Each entry follows a symptom → cause → fix format. Check the symptom heading, confirm the cause matches, then apply the fix. If the issue is not listed here, escalate to RCS via the channels on the Support and contact page.


Symptom: A tenant reports pods staying in Pending for more than 5 minutes.
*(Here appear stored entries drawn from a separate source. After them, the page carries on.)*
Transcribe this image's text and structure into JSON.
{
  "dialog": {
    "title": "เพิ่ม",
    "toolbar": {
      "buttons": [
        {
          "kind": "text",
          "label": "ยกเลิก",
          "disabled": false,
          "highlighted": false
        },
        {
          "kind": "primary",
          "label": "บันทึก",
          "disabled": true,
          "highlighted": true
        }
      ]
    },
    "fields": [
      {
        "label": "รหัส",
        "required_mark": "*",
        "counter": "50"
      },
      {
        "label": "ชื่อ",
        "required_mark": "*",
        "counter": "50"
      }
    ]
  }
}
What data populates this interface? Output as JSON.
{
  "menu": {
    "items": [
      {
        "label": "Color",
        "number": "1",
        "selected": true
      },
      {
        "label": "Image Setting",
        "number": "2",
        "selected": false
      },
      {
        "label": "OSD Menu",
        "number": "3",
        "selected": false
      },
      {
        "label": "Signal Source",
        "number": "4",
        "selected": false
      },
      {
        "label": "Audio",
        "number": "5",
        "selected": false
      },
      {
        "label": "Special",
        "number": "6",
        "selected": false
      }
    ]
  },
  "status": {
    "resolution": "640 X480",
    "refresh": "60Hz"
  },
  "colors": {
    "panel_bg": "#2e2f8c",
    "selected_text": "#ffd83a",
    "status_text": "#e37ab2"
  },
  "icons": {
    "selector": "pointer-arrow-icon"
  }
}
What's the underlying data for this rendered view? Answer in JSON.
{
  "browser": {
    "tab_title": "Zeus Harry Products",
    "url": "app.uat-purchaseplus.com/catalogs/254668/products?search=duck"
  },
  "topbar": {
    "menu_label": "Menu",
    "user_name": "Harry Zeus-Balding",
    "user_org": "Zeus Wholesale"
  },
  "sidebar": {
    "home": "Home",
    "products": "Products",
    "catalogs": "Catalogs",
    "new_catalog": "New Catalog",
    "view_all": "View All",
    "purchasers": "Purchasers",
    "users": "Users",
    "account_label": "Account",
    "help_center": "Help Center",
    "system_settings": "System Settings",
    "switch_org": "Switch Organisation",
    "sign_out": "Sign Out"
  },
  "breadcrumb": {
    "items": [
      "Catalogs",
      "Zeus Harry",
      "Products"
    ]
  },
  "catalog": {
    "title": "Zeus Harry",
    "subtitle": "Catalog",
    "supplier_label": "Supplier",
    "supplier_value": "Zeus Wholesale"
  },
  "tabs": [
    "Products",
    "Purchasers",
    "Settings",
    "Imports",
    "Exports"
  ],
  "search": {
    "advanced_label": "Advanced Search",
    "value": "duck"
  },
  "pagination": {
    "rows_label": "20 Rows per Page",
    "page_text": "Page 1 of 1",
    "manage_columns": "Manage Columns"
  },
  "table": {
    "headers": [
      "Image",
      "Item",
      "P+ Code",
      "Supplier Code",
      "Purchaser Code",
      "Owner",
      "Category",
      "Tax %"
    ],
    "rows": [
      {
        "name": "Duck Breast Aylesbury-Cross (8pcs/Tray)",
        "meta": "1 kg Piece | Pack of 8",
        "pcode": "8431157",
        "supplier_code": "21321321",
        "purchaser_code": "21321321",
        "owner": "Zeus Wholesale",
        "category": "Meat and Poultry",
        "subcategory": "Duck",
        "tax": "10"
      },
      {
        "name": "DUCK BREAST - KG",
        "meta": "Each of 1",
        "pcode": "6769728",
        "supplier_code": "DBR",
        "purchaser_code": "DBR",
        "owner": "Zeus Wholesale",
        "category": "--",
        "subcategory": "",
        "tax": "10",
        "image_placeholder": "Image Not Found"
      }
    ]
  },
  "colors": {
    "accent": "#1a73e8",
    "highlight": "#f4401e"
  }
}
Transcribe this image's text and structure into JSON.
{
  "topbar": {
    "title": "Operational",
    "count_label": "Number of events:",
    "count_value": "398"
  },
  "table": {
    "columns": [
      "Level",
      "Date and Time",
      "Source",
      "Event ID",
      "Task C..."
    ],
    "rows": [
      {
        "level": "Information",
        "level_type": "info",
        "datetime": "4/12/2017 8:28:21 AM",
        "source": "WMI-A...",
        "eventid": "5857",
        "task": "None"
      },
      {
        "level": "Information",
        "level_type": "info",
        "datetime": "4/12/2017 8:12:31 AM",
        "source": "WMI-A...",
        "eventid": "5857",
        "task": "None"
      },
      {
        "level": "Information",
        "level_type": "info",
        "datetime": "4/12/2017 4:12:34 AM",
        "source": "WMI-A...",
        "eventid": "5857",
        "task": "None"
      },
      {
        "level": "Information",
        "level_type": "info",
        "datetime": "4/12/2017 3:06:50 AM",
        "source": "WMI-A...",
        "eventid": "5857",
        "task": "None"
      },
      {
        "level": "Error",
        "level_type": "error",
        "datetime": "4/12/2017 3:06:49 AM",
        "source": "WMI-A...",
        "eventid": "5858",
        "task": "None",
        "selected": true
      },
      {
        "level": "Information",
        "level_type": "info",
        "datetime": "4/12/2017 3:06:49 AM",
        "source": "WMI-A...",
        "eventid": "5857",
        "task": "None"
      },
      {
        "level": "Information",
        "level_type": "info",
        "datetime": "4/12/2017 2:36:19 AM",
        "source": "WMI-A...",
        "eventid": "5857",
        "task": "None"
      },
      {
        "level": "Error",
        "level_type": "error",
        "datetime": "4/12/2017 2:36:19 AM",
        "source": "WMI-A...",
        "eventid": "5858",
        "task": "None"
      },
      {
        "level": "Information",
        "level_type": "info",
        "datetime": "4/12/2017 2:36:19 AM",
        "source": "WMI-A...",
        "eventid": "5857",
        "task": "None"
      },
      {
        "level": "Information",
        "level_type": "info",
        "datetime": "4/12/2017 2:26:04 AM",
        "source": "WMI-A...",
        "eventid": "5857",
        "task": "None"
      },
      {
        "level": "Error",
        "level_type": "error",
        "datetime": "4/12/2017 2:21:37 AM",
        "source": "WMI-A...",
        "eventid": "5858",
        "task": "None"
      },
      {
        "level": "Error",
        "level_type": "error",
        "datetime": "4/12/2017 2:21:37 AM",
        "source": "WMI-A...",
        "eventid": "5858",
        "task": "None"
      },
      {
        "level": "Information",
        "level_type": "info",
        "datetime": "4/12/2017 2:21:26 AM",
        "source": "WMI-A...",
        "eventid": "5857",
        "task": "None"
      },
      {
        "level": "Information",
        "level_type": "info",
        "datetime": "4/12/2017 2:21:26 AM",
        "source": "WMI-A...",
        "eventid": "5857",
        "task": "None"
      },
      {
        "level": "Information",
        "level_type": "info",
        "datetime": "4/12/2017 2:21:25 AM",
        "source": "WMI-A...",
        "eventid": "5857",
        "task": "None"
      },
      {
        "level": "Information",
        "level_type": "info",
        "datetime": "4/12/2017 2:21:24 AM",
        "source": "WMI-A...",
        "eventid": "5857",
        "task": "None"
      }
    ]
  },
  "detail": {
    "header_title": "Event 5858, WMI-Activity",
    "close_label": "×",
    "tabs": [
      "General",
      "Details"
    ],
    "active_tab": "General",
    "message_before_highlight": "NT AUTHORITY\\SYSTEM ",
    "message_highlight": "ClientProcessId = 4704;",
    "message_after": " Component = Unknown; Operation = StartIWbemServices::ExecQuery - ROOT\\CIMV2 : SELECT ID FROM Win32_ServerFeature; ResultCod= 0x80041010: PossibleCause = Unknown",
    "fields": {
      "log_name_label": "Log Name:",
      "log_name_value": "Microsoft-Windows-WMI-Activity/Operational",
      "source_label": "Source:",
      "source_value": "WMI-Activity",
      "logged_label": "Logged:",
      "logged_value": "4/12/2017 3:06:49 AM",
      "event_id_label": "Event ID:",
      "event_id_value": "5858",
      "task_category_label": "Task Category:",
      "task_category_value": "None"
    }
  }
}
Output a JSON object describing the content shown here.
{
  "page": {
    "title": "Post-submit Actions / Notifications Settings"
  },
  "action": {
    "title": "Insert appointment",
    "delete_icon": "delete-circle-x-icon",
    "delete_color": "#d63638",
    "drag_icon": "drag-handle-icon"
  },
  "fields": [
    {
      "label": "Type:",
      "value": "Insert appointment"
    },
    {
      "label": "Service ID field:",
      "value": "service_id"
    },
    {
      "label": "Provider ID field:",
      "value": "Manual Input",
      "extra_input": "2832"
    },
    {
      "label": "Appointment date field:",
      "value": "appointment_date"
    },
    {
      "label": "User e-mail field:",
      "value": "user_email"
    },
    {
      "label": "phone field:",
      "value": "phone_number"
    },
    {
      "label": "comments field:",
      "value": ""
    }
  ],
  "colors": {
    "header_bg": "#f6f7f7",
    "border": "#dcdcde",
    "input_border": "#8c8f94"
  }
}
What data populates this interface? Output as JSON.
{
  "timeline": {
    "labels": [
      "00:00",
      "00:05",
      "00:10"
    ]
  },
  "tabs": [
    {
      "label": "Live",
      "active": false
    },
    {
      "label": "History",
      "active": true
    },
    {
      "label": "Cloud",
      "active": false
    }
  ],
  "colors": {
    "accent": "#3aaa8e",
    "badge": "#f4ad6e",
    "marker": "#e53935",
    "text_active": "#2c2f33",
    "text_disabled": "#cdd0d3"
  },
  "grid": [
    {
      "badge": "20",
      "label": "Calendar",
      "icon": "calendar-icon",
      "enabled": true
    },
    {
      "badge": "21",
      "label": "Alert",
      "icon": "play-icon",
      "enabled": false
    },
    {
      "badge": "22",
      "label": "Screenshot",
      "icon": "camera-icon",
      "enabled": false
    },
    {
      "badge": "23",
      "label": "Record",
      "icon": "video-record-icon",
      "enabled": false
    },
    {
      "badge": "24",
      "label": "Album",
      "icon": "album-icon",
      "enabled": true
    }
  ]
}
Likely cause: The namespace has hit its ResourceQuota ceiling, or the cluster is out of schedulable capacity.

Fix:

  1. kubectl describe pod <pod> -n <ns> — check the Events section for FailedScheduling.
  2. If quota-related: kubectl get resourcequota -n <ns> — compare used vs hard.
  3. If cluster-capacity-related: kubectl top nodes — check for nodes near 100% allocatable.
  4. For quota issues, the tenant admin can request a quota increase via the process in the tenant-admin docs. For capacity issues, escalate to the RCS infrastructure team.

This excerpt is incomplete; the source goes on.